Besides creating forensic imaging, dd has other uses.

You can use dd to wiping the drive with all zeros using this command. This process will basically fill your target drive with zeros, overriding any data as it goes. Some sources say that very old hard drives might still contain residual data that an electron microscope might pick up after one pass of cleaning. Therefore, the Department of Defense standard for unclassified hard drive dispersion requires three passes over every byte. Some researchers even suggest the seven passes of wiping. After wiping, you can reformat drive.

$ dd if=/dev/zero of=/dev/hdb

examples of using DD for forensic imaging.

In drive to drive imaging, you physically remove the drive from the suspect computer and connect suspected drive to forensics machine with a write blocker. Assume hdb is a clean, wiped drive filled with all zero and hdb’s capacity is larger than slash dev slash hda. We can use both dd copies below to copy the content.

$ dd if=/dev/hda of=/dev/hdb

Since the size of hdb is larger than hda, after dd is done, hdb will contain the data from the source followed by a bunch of zeros. Therefore, the hash value of hdb will not be the same as the hash of hda, due to those extra zeros.

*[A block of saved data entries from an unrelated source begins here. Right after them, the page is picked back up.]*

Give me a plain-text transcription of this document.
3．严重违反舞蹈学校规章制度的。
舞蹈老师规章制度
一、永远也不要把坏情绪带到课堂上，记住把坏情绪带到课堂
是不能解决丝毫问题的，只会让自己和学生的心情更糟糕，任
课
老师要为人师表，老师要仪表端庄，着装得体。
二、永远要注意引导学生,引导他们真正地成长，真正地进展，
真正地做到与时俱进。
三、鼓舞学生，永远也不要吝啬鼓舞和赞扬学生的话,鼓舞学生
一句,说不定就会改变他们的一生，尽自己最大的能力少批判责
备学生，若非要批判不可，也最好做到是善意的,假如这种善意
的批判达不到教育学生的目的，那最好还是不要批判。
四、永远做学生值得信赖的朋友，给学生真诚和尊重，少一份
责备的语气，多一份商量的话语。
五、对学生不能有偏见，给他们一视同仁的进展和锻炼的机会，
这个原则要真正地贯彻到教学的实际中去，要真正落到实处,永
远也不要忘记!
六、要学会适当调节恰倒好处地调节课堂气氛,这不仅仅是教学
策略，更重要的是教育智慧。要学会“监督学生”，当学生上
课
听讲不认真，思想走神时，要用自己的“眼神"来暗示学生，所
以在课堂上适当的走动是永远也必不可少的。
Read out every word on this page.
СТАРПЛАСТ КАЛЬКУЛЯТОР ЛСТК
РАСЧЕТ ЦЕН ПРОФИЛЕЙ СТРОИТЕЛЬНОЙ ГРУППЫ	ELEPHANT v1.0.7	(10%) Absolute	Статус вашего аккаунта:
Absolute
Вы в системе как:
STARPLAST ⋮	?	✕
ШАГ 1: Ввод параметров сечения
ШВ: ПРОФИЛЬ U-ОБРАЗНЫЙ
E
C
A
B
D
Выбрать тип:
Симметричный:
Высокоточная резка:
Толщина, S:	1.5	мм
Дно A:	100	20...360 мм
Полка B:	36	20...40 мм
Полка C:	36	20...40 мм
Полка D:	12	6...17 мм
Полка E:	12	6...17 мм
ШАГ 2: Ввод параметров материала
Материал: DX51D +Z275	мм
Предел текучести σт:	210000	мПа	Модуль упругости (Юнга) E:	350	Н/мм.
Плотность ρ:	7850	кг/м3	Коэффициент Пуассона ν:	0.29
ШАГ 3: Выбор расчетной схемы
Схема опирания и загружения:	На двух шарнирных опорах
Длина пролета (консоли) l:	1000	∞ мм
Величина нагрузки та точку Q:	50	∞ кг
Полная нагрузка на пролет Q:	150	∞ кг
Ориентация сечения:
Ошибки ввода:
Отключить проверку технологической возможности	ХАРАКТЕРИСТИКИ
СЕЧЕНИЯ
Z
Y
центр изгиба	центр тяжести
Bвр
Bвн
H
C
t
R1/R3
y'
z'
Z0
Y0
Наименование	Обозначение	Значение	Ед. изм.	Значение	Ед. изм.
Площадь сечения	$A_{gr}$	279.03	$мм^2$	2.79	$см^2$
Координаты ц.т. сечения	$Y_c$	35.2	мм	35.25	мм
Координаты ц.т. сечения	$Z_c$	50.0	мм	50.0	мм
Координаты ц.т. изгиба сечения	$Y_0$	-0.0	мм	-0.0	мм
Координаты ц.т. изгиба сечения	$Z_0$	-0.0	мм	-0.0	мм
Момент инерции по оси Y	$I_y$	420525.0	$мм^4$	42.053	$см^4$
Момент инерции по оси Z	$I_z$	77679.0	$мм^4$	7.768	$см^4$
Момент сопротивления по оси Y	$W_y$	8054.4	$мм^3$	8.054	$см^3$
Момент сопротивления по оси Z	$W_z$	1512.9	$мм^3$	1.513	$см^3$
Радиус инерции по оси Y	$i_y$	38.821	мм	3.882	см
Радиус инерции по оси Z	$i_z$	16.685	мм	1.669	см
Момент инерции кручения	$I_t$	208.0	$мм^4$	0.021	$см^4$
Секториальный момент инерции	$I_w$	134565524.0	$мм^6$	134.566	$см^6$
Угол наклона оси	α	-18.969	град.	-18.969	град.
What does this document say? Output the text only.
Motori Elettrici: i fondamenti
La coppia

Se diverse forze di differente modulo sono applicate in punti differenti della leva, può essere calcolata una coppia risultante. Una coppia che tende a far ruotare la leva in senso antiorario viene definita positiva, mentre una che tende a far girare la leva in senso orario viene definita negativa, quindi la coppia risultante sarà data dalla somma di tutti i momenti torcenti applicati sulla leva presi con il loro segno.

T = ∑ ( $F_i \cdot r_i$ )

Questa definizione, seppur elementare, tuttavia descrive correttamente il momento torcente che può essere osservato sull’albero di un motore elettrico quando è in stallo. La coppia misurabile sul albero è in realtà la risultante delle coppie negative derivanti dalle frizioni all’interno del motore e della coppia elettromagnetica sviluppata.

To obtain the same hash value, you can use dd to carve out the number of blocks copied form hda, leaving out zeros. Using the second command, since evidence dot dd is a file containing exactly the data from hda, assuming dd copied successfully, the hash value of hda will be the same as the hash value of the file evidence.dd.

$ dd if=/dev/hda of=/case1/evidence.dd

dd has siblings, sdd, and dcfldd. Both of them improved dd’s functionalities by achieving better performance and also providing copy progresses.